A Prefeitura de Uberlândia determinou a suspensão de quatro servidoras da rede municipal após um incidente em que uma criança conseguiu sair sozinha da escola. A decisão, assinada pelo secretário de Administração e publicada nesta quarta-feira (7), estabelece um afastamento de três dias para as envolvidas, após a conclusão de que houve falhas críticas nos protocolos de vigilância.
A sindicância administrativa revelou que a fuga do aluno ocorreu devido a um "vácuo de fiscalização". Entre as principais falhas citadas no documento oficial, destacam-se:
Ausência de Monitoramento: Não havia nenhum servidor controlando o portão de saída no momento em que o estudante deixou o local.
Acesso Livre: Relatos indicam que grades e portões permaneciam abertos e sem vigilância.
Desatenção Funcional: No momento do ocorrido, a professora responsável estava atendendo um responsável e afirmou não ter percebido o deslocamento da criança.
Descumprimento de Deveres: A punição fundamentou-se no desrespeito ao Estatuto da Criança e do Adolescente (ECA) e a leis municipais de conduta funcional.
Embora a defesa das servidoras tenha alegado sobrecarga de trabalho e a falta imprevista de funcionários na portaria, a Secretaria de Administração refutou os argumentos. O secretário Celso Pereira de Faria enfatizou que a escassez de pessoal em pontos específicos não retira das demais profissionais a obrigação de zelar pela integridade física dos alunos.
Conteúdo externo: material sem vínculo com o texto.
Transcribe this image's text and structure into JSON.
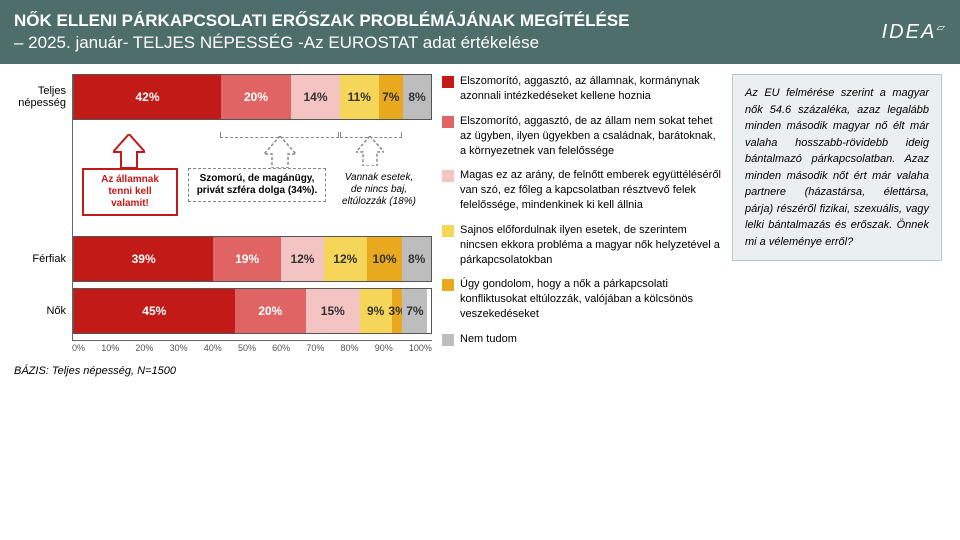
{
  "header": {
    "title": "NŐK ELLENI PÁRKAPCSOLATI ERŐSZAK PROBLÉMÁJÁNAK MEGÍTÉLÉSE",
    "subtitle": "– 2025. január- TELJES NÉPESSÉG -Az EUROSTAT adat értékelése",
    "logo": "IDEA"
  },
  "colors": {
    "c1": "#c21b17",
    "c2": "#e06463",
    "c3": "#f4c4c2",
    "c4": "#f6d659",
    "c5": "#e9a91f",
    "c6": "#bdbdbd",
    "header_bg": "#4d6e6b"
  },
  "legend": [
    {
      "color": "#c21b17",
      "text": "Elszomorító, aggasztó, az államnak, kormánynak azonnali intézkedéseket kellene hoznia"
    },
    {
      "color": "#e06463",
      "text": "Elszomorító, aggasztó, de az állam nem sokat tehet az ügyben, ilyen ügyekben a családnak, barátoknak, a környezetnek van felelőssége"
    },
    {
      "color": "#f4c4c2",
      "text": "Magas ez az arány, de felnőtt emberek együttéléséről van szó, ez főleg a kapcsolatban résztvevő felek felelőssége, mindenkinek ki kell állnia"
    },
    {
      "color": "#f6d659",
      "text": "Sajnos előfordulnak ilyen esetek, de szerintem nincsen ekkora probléma a magyar nők helyzetével a párkapcsolatokban"
    },
    {
      "color": "#e9a91f",
      "text": "Úgy gondolom, hogy a nők a párkapcsolati konfliktusokat eltúlozzák, valójában a kölcsönös veszekedéseket"
    },
    {
      "color": "#bdbdbd",
      "text": "Nem tudom"
    }
  ],
  "chart": {
    "rows": [
      {
        "label": "Teljes népesség",
        "segs": [
          {
            "v": 42,
            "c": "#c21b17"
          },
          {
            "v": 20,
            "c": "#e06463"
          },
          {
            "v": 14,
            "c": "#f4c4c2",
            "light": true
          },
          {
            "v": 11,
            "c": "#f6d659",
            "light": true
          },
          {
            "v": 7,
            "c": "#e9a91f",
            "light": true
          },
          {
            "v": 8,
            "c": "#bdbdbd",
            "light": true
          }
        ]
      },
      {
        "label": "Férfiak",
        "segs": [
          {
            "v": 39,
            "c": "#c21b17"
          },
          {
            "v": 19,
            "c": "#e06463"
          },
          {
            "v": 12,
            "c": "#f4c4c2",
            "light": true
          },
          {
            "v": 12,
            "c": "#f6d659",
            "light": true
          },
          {
            "v": 10,
            "c": "#e9a91f",
            "light": true
          },
          {
            "v": 8,
            "c": "#bdbdbd",
            "light": true
          }
        ]
      },
      {
        "label": "Nők",
        "segs": [
          {
            "v": 45,
            "c": "#c21b17"
          },
          {
            "v": 20,
            "c": "#e06463"
          },
          {
            "v": 15,
            "c": "#f4c4c2",
            "light": true
          },
          {
            "v": 9,
            "c": "#f6d659",
            "light": true
          },
          {
            "v": 3,
            "c": "#e9a91f",
            "light": true
          },
          {
            "v": 7,
            "c": "#bdbdbd",
            "light": true
          }
        ]
      }
    ],
    "xticks": [
      "0%",
      "10%",
      "20%",
      "30%",
      "40%",
      "50%",
      "60%",
      "70%",
      "80%",
      "90%",
      "100%"
    ]
  },
  "callouts": {
    "a": {
      "text": "Az államnak tenni kell valamit!",
      "color": "#c21b17"
    },
    "b": {
      "text": "Szomorú, de magánügy, privát szféra dolga (34%).",
      "color": "#333"
    },
    "c": {
      "text": "Vannak esetek, de nincs baj, eltúlozzák (18%)",
      "color": "#333"
    }
  },
  "note": "Az EU felmérése szerint a magyar nők 54.6 százaléka, azaz legalább minden második magyar nő élt már valaha hosszabb-rövidebb ideig bántalmazó párkapcsolatban. Azaz minden második nőt ért már valaha partnere (házastársa, élettársa, párja) részéről fizikai, szexuális, vagy lelki bántalmazás és erőszak. Önnek mi a véleménye erről?",
  "footer": "BÁZIS: Teljes népesség, N=1500"
}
Entre as punidas estão duas profissionais de apoio, uma professora e uma ocupante do cargo de Professor I. Uma quinta servidora, que já se encontra aposentada, foi absolvida por falta de evidências de sua participação direta no evento. A prefeitura reforçou que a medida tem o objetivo de servir como exemplo para evitar que novos episódios de risco ocorram nas unidades escolares.